By Paul Lienert and Joseph White

(Reuters) -General Motors Co’s first-quarter profit beat analyst estimates on Tuesday, as the automaker focused on sales of more expensive models with higher margins, even with production still limited by chip shortages and supply chain disruptions.

GM earned $2.9 billion in the quarter, compared with analysts’ estimates of $2.45 billion, and expects full-year net income of $9.6 billion to $11.2 billion.

GM reaffirmed full-year outlook for adjusted EBIT of $13.0 billion to $15.0 billion.

Chief Executive Officer Mary Barra, in a letter to shareholders, said: “Our confidence is strong as we accelerate our transformation, even in the face of a challenging macro environment.”

GM said its first-quarter results were driven by “improved production and robust customer demand in North America.”

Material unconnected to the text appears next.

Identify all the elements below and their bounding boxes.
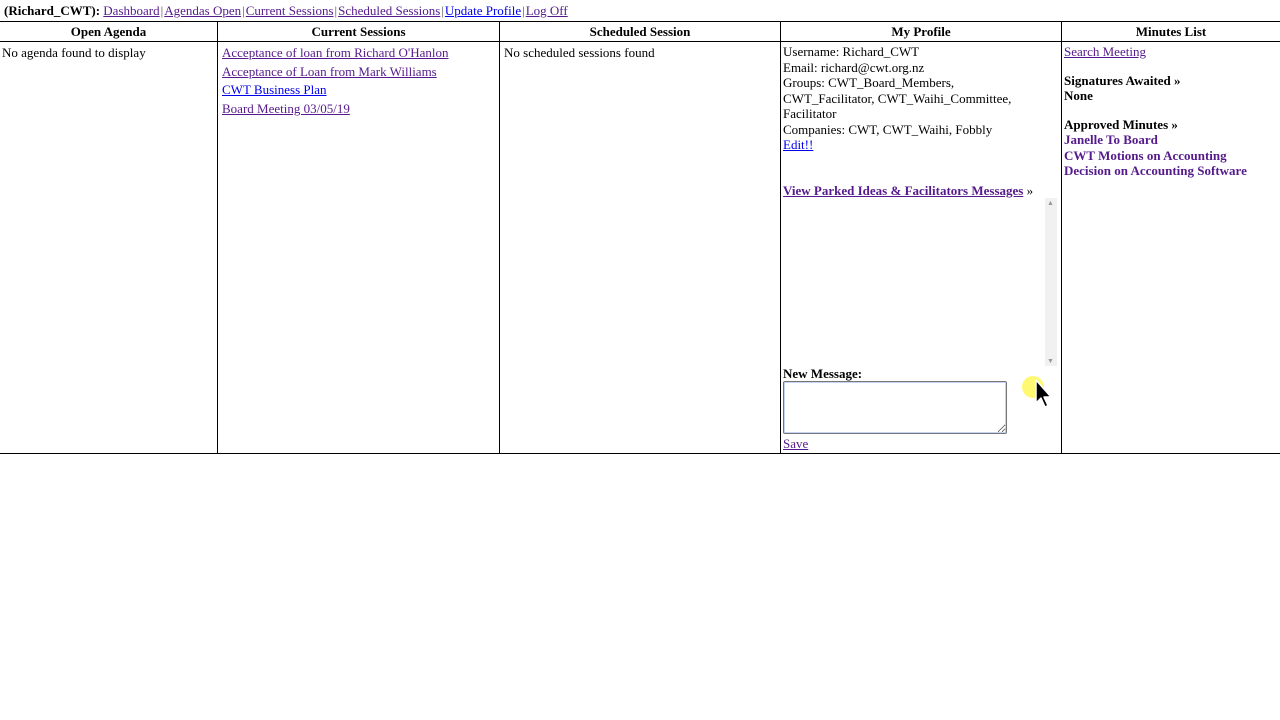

The automaker said higher prices increased North American pre-tax profit by $2.1 billion, but that was not enough to fully offset the impact of $2.5 billion in higher costs.

“We continue to see a strong pricing opportunity because there is demand for our product,” Barra said during a conference call.

Barra said she expects that despite supply chain problems, GM still will be able to make 25%-30% more vehicles this year than last year.

“There still is volatility in chips,” Barra said on a call with media. “We’ve seen an improvement in Q1 over Q4. We think we’ll continue to see a stronger chip supply in the second half of the year.”

On the same day that rival Ford Motor Co launched regular production of its new F-150 Lightning electric pickup, Barra said GM has received 140,000 reservations for the new Chevrolet Silverado EV truck that is still nearly a year away from production.

GM’s first-quarter revenue of $36 billion was up 11% from $32.5 billion a year ago. Diluted earnings per share were $1.35, compared with $2.03 a year earlier, while EPS-diluted-adjusted was $2.09 compared with $2.25 a year ago.

GM said it expects full-year EPS-diluted of $5.76 to $6.76, and EPS-diluted-adjusted of $6.50 to $7.50.

GM shares were down 0.1% in after-hours trade at $38.